Suicide bombers part of a domestic militant group that might have international ties coordinated and carried out a string of deadly bombings at churches and luxury hotels in Sri Lanka, the country’s health minister said Monday.
Seven members of the radical Muslim group, National Thowfeek Jamaath, killed at least 290 people and injured 500 more on Easter Sunday in the South Asian island nation, Health Minister Rajitha Senaratne said.
Senaratne also said the country’s top officials had been told earlier this month an attack by the group was possible. International intelligence agencies began warning the country’s officials on April 4, and on April 9 the defense ministry included the group’s name in a warning to the police chief, Senaratne said.
It was unclear what action would be take in response, but Seranatne said the country’s prime minister Ranil Wickremesinghe and his Cabinet were unaware of the intelligence until after the attacks due to political dysfunction.
The bombers were all Sri Lankan, but international influence is suspected.
“We do not believe these attacks were carried out by a group of people who were confined to this country,” Senaratne said, according to Reuters. “There was an international network without which these attacks could not have succeeded.”
Two dozen suspects were in custody for questioning Monday, officials said. A total of nine bombings took place Sunday in the deadliest instance of violence in Sri Lanka since a civil war ended a decade ago.
Officials have found 87 bomb detonators in Colombo, the country’s capital. Twelve detonators were at the main bus depot and 75 more in garbage dump. A van parked near one of the churches hit in the bombings also exploded Monday when police tried to defuse three bombs, but there were no injuries.
A forensic crime analyst told the Associated Press that an analysis of the attackers’ body parts collected from the scenes shows that the attacks were suicide bombings.

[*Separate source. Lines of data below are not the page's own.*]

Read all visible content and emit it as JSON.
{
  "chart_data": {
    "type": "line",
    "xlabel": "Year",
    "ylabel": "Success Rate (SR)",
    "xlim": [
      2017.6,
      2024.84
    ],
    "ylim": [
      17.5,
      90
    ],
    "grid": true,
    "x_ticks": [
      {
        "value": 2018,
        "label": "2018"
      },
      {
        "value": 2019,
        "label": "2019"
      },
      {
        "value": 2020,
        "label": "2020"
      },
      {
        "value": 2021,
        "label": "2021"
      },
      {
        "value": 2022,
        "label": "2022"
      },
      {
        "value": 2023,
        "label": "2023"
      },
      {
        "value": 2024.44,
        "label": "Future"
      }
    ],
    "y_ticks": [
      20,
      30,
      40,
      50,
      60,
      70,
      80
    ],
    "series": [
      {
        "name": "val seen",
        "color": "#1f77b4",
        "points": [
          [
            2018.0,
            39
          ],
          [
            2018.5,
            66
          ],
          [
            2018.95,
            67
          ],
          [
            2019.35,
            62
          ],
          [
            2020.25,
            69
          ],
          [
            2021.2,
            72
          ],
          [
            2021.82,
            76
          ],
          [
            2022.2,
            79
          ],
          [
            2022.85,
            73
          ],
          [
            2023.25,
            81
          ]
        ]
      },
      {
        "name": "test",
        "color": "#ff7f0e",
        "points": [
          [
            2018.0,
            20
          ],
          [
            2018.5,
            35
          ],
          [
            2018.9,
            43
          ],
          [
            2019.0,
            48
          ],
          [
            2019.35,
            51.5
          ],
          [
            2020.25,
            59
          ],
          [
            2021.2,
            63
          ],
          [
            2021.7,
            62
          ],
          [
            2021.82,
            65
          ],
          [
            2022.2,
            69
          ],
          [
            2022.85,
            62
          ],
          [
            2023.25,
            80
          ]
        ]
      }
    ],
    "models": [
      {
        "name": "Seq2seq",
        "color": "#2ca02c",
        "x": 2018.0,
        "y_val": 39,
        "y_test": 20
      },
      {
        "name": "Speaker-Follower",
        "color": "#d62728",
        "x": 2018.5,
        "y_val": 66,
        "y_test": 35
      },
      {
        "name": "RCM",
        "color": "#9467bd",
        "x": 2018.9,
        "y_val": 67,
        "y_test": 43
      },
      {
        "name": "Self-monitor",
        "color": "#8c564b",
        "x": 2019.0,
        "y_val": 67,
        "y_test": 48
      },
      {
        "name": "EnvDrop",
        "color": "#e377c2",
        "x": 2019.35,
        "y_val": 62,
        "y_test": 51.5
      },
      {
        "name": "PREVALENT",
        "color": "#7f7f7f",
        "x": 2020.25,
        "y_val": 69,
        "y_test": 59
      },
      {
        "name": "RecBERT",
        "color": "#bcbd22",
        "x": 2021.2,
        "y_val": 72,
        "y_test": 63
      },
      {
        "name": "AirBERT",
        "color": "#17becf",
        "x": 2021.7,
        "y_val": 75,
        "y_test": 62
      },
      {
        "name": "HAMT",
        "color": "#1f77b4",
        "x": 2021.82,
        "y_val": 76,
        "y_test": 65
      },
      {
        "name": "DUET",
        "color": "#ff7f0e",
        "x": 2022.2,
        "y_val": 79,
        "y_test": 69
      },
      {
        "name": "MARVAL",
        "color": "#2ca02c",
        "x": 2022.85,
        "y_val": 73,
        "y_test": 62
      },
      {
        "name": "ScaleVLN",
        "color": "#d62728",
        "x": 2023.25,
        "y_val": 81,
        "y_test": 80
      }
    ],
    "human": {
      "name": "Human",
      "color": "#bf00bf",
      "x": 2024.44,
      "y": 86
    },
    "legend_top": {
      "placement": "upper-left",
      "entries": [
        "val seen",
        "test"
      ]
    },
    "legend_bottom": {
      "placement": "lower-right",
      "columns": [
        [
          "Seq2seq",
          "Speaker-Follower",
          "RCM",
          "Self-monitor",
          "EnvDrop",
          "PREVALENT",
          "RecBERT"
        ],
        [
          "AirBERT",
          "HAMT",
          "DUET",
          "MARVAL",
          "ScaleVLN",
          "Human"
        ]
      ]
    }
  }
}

Two people were involved in the attack at the Shangri-La hotel. One bomber each attacked the Cinnamon Grand and Kingsbury hotels and St. Anthony’s Shrine in Colombo, St. Sebastian’s church in the city of Negombo and Zion Church in the city of Batticaloa.
Hours later, two bombings took place at a guesthouse and near an overpass on the outskirts of Colombo Suspects detonated explosives at a safe house near the overpass blast, killing three officers.
Most of the dead were Sri Lankan, but at least 39 foreign tourists were killed in the attacks, tourism minister John Amaratunga said. “Several” Americans were among the deceased.
The U.S. State Department had issued a travel advisory warning Americans to “exercise increased caution” over terrorism concerns.